Крылов как будто опрокинулся всем телом на калитку, выдавливая ее внутрь, а потом исчез за ней. Афанасий ринулся вперед, выронив кистень, но поздно – Иван Андреевич изнутри уже начал закрывать толстую дверь калитки. Кучер навалился со своей стороны.
– Не уйдешь, сука, – хрипел он, – врешь, от меня еще никто не уходил!
Агата дернулась на сиденье брички. Афанасий был здоров как медведь. Крылов тоже отличался плотным сложением, но, скорее всего, проиграл бы. Девушка осторожно вылезла из брички и пошла вперед.
Дверь потихоньку открывалась под давлением Афанасия.
– А! – прохрипел он, просовывая руку в щель. – А!
Агата оказалась прямо за спиной Афанасия. Она подняла пистолетик к его затылку и выстрелила. Кучер вздрогнул, повернул к ней красное от натуги лицо и просипел:
– Дура…
После чего повалился на землю.
– Откройте пошире, Иван Андреевич, – крикнула девушка. – А то он разлегся, пройти нельзя.
– Вы убили его? – спросил Крылов.
– Да.
– Почему?
– Глупый вопрос. Впустите меня.
– Зачем? – раздалось из узкой щели.
– Я помогу вам. Мы вместе найдем архив. Там лабиринт, вы один можете не справиться.
– Вот еще! Я вполне способен справиться один.
Агата сделала шаг в сторону, чтобы ее не было видно из-за калитки, достала изящный кисет с порохом и мешочек для пуль.
– Значит, у вас есть план прохода? – громко спросила она, заряжая пистолет вновь. – Те бумаги, которые вы спрятали в карман, когда я нашла вас в доме Эльгиных?
– У вас зоркие глаза, Агата Карловна! – донесся голос Крылова. Он отдышался. Девушка боялась, что Крылов успеет закрыть дверь до того, как она в него выстрелит. Если она успеет, то все будет гораздо проще – наверняка план прохода Обители у Крылова с собой, вряд ли он успел его выучить наизусть. С этой бумагой Агата могла и сама, без посторонней помощи обыскать Обитель.
– Не дурите, Иван Андреевич, – крикнула она. – Матушка будет недовольна вашим самоуправством с Архаровым!
– Матушка все знает. Вы зря думаете, что играете главную роль, Агата Карловна. Лучше возвращайтесь в Петербург, дайте отчет императрице, и на этом все! Ваша миссия окончена.
Снарядив пистолет, Агата снова шагнула к двери и увидела совсем рядом выпученные глаза Крылова. Она поняла, что он тоже не терял времени даром во время разговора – пришел в себя и приготовился захлопнуть дверь.
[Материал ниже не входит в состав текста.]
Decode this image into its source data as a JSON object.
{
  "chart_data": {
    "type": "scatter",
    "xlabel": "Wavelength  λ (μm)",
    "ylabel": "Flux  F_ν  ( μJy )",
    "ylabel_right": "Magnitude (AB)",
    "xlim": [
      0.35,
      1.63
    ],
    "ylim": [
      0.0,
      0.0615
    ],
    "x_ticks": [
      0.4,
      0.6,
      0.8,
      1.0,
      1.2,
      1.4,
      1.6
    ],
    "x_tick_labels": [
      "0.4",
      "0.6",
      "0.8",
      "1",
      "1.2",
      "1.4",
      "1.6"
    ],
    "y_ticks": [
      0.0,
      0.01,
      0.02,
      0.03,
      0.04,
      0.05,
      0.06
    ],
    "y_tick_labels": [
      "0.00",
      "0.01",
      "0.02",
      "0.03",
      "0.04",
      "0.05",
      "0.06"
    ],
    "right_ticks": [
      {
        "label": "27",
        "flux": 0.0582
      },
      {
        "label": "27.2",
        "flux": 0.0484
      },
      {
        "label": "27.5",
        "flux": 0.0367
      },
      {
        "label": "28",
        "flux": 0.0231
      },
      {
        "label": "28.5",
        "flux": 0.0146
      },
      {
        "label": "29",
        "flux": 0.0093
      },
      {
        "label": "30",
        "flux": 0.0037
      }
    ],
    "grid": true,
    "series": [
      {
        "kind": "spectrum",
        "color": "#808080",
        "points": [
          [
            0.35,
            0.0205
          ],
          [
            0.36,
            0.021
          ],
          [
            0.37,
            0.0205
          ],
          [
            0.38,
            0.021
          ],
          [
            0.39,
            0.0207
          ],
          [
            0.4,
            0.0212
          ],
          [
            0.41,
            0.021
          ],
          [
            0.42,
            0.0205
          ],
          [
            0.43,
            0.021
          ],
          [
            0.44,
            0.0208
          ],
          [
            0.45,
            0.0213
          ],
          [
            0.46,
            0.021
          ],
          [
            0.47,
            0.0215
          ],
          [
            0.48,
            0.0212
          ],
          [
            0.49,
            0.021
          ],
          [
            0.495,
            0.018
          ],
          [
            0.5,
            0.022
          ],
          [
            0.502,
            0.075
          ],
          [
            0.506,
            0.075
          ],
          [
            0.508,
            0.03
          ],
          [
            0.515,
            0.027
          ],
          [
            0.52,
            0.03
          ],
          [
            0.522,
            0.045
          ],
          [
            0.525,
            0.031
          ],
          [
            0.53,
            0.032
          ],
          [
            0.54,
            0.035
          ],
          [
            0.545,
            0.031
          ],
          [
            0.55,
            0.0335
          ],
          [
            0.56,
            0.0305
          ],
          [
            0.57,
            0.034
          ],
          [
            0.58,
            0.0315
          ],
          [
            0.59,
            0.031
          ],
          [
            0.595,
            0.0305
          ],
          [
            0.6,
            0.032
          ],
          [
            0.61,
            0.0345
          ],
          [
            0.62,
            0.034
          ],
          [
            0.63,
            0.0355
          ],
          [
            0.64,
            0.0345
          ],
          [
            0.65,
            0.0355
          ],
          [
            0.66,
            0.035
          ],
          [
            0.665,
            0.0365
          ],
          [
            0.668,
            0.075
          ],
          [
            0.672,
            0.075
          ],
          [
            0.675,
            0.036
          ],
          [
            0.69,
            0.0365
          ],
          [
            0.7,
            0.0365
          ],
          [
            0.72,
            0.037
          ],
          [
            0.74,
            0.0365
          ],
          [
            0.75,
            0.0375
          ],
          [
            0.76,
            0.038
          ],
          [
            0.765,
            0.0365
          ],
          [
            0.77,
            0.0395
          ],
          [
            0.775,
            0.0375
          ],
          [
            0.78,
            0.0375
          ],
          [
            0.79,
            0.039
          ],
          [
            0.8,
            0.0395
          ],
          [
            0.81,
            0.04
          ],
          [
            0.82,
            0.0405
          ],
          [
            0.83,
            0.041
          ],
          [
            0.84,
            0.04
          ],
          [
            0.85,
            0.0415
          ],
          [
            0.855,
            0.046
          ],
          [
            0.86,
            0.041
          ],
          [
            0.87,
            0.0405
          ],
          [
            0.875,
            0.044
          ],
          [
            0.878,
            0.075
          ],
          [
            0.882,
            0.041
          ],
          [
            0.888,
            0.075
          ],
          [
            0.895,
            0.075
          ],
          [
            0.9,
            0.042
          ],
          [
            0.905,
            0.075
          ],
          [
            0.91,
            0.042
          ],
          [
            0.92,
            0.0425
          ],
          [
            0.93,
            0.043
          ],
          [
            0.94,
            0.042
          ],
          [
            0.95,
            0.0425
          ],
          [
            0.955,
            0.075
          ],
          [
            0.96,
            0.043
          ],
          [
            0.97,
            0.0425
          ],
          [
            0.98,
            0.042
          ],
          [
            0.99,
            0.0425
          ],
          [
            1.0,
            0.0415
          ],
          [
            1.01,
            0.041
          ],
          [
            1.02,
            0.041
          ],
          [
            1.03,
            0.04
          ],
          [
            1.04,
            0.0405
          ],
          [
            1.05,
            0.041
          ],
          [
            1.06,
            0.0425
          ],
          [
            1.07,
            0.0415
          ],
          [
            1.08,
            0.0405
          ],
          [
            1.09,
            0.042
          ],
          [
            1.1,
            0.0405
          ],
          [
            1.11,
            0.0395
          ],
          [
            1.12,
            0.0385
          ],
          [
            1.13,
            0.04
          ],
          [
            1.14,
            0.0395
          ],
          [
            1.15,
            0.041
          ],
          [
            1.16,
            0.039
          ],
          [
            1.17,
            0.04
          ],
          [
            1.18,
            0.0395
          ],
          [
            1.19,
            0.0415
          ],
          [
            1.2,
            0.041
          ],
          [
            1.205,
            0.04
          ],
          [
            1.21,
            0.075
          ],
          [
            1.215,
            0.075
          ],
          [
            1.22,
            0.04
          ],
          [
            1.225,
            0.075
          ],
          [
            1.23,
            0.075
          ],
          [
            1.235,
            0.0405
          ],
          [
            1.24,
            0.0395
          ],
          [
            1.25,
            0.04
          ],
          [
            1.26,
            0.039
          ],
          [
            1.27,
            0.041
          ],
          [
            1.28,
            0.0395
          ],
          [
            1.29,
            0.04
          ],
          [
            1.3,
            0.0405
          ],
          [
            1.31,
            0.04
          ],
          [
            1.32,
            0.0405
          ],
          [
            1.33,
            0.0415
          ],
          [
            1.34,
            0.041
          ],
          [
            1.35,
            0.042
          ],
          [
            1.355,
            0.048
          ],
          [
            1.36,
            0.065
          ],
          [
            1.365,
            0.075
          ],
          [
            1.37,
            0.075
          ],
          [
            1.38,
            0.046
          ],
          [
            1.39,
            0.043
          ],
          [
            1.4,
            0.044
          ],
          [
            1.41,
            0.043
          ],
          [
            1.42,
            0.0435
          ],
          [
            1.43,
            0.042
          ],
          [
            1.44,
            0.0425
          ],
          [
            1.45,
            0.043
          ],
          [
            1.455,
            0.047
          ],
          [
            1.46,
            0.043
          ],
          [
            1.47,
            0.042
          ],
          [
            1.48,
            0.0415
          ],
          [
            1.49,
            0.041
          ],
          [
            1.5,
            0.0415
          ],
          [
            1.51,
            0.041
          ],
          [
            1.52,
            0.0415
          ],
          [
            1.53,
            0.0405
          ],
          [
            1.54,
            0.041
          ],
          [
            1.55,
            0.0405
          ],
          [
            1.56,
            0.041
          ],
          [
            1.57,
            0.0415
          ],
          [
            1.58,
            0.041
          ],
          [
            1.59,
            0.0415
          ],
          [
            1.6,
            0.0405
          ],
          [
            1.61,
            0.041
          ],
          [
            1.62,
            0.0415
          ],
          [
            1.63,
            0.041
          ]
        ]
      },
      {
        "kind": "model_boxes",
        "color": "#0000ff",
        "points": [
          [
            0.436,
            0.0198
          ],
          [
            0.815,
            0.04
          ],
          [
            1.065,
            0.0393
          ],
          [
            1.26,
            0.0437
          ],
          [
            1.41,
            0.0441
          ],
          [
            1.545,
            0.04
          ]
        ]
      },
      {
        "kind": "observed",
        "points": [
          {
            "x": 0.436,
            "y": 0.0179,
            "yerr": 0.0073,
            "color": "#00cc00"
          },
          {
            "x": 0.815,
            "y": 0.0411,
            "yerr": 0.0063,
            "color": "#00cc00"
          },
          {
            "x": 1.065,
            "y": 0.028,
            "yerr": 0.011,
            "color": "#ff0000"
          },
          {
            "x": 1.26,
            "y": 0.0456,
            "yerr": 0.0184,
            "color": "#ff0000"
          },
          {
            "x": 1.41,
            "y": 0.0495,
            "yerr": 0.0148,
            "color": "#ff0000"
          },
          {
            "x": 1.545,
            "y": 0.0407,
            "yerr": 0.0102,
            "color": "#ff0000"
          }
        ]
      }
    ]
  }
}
– Что вы… – начала Агата, но тут же вскинула пистолет и выстрелила прямо в лицо литератору. Но было поздно – он успел рвануться, захлопнуть дверь, и пуля ушла неглубоко в толстую доску.
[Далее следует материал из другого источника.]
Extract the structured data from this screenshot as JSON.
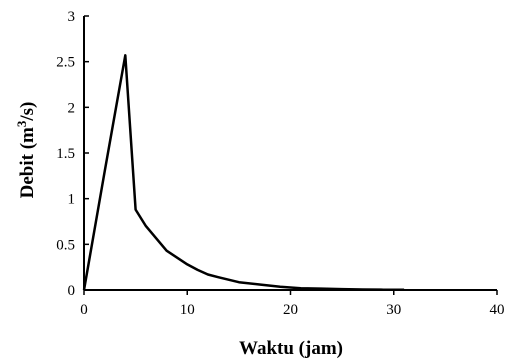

Агата грязно выругалась и бросилась к мудреному замку. Прошел целый час, прежде чем она поняла – его не открыть. Каким образом это удалось Крылову – бог знает, но ее способностей не хватило, чтобы разгадать секрет и преследовать Ивана Андреевича уже внутри стены. К тому времени, впрочем, Крылов уже проник в Обитель и приступил к прохождению лабиринта.
Дом камергера
– Ты знаешь, Лео, что здание до сих пор принадлежит старухе Кутайсовой? – спросил Адам Александрович, небрежно, кончиками пальцев в белоснежной перчатке приоткрывая занавеску окошка кареты.
– Камергерше?
Сагтынский кивнул.
– Так ты говорил про эту одинокую даму?
– Нет. Мы едем к графине Ганской. Эвелине Ганской.
– Твоя землячка?
Сагтынский кивнул. Дубельт посмотрел на его худое вытянутое лицо.
– Скажи мне, Адам, – спросил он, – как ты общаешься со своими соплеменниками?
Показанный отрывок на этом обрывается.